Dopo il casolare in cui fu ucciso Giuseppe Impastato, ora si pensa a fare della casa di Rosario Livatino, il magistrato di Canicattì ucciso dalla mafia il 21 settembre 1990, un museo.

L’appello è stato lanciato dalle associazioni Tecnopolis e dagli “Amici del Giudice Rosario Angelo Livatino” proprio dopo che il governo regionale ha deciso di espropriare a Cinisi il casolare in cui Giuseppe Impastato fu torturato e ucciso il 9 maggio del 1978. All’interno di questa discussa struttura nascerà un museo multimediale e uno spazio per dibattiti e spettacoli: una scelta che ha riscosso l’applauso del Centro Impastato.

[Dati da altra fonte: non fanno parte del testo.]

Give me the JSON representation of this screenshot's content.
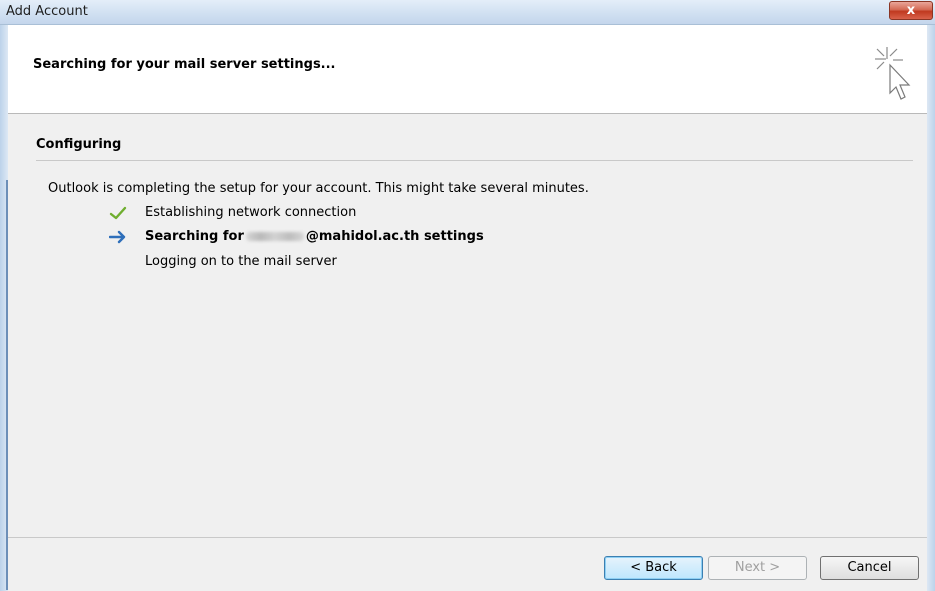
{
  "window": {
    "title": "Add Account",
    "close_symbol": "x"
  },
  "header": {
    "title": "Searching for your mail server settings...",
    "icon": "cursor-sparkle-icon"
  },
  "section": {
    "label": "Configuring",
    "intro": "Outlook is completing the setup for your account. This might take several minutes."
  },
  "steps": [
    {
      "icon": "checkmark-icon",
      "status": "done",
      "text": "Establishing network connection"
    },
    {
      "icon": "arrow-right-icon",
      "status": "current",
      "text_prefix": "Searching for",
      "text_suffix": "@mahidol.ac.th settings"
    },
    {
      "icon": "",
      "status": "pending",
      "text": "Logging on to the mail server"
    }
  ],
  "buttons": {
    "back": "< Back",
    "next": "Next >",
    "cancel": "Cancel"
  },
  "colors": {
    "check": "#6fae2f",
    "arrow": "#2f6fba",
    "close": "#c0391f"
  }
}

Anche le tre stanze della casa museo di Canicattì rimaste identiche a come Rosario Livatino le lasciò la mattina del 21 settembre del 1990, prima di essere assassinato sulla strada che lo portava al tribunale di Agrigento, potrebbero essere meta di visitatori che cercano di conoscere meglio il giudice. E invece sono chiuse al pubblico da quattro anni. Da tempo le associazioni Tecnopolis e Amici del giudice Livatino lavorano per riaprire al pubblico la Casa museo Livatino. Ma senza successo.

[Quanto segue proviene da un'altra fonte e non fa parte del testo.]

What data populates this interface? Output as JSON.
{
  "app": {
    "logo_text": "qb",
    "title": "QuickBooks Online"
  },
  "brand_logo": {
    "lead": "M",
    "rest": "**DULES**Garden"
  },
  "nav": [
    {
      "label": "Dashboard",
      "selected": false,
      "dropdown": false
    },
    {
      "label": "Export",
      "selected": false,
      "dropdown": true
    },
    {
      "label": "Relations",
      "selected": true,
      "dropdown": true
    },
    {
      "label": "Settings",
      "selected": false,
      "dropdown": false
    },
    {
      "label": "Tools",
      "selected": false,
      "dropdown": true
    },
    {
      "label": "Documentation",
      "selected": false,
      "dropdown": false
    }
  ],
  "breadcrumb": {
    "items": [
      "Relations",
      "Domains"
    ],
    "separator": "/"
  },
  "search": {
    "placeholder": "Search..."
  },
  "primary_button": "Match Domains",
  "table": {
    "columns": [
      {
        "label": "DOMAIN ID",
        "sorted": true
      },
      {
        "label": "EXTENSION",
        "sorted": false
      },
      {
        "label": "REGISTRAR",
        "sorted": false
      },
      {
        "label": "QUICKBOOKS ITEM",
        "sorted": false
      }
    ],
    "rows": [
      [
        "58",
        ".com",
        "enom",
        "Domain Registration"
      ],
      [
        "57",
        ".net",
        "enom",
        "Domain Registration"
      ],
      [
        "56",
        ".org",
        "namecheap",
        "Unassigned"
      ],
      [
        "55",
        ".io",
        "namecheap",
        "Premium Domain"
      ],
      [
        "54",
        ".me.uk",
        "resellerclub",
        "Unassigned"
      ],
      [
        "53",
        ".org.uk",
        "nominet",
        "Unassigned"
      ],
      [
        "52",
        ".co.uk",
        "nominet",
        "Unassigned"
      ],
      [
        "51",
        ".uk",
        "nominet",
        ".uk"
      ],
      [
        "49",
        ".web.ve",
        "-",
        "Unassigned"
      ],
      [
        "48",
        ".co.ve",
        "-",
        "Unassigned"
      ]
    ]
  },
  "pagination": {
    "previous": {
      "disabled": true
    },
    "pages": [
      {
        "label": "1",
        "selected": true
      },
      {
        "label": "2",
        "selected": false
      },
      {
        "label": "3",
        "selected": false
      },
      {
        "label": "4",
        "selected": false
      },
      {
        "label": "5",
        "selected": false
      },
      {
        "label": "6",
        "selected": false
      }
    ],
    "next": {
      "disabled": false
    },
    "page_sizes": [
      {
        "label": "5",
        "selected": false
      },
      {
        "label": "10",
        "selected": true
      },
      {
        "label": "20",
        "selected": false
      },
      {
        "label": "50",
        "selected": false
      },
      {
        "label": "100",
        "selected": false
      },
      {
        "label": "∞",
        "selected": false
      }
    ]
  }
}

Ora l’appello lanciato dalle pagine del Giornale di Sicilia. L’abitazione del giudice, in viale Regina Margherita 166 a Canicattì, è stata ereditata alla morte del padre di Livatino dalla signora che lo ha assistito. E malgrado nei primi anni siano state autorizzate le visite, da 4 anni la nuova proprietaria ha chiuso le porte ai visitatori. Nel frattempo però, nel 2015, la Regione ha imposto il vincolo di interesse culturale (come era accaduto anche al casolare di Cinisi) e questo può essere il presupposto per un eventuale esproprio. Non a caso la nuova proprietaria si è opposta: il Tar ha rigettato il ricorso e il Cga si pronuncerà entro fine anno.

Polemiche a parte, resta l’opportunità non colta di una casa che anche per l’assessorato ai Beni Culturali mantiene intatto lo spirito che ha contraddistinto Livatino: “La dimora, con i suoi ricordi, scritti autografi, foto ed effetti personali, preservata nella sua immobile integrità dai genitori, custodi ed artefici degli insegnamenti che costituiscono i capisaldi della figura umana ed istituzionale dell’ uomo Livatino, rappresenta la memoria storica su cui incentrare l’ azione di sensibilizzazione”. È una costruzione ottocentesca. E all’interno il papà e la mamma del giudice ucciso decisero di non cambiare nulla, quasi bloccando il tempo dopo quei colpi di pistola sulla statale Agrigento-Caltanissetta.

Le associazioni hanno anche avviato una petizione perché la casa diventi pubblica consegnata tre anni fa al Presidente della Repubblica Sergio Mattarella. E c’ è stata pure una richiesta di acquistare l’ immobile a cui però la proprietaria non ha neppure risposto. Anche il sindaco di Canicattì, Ettore Di Ventura, ha offerto l’aiuto del Comune. Ma ora la speranza delle associazioni è che la Regione si muova e riapra le porte di quelle tre stanze ricche di ricordi.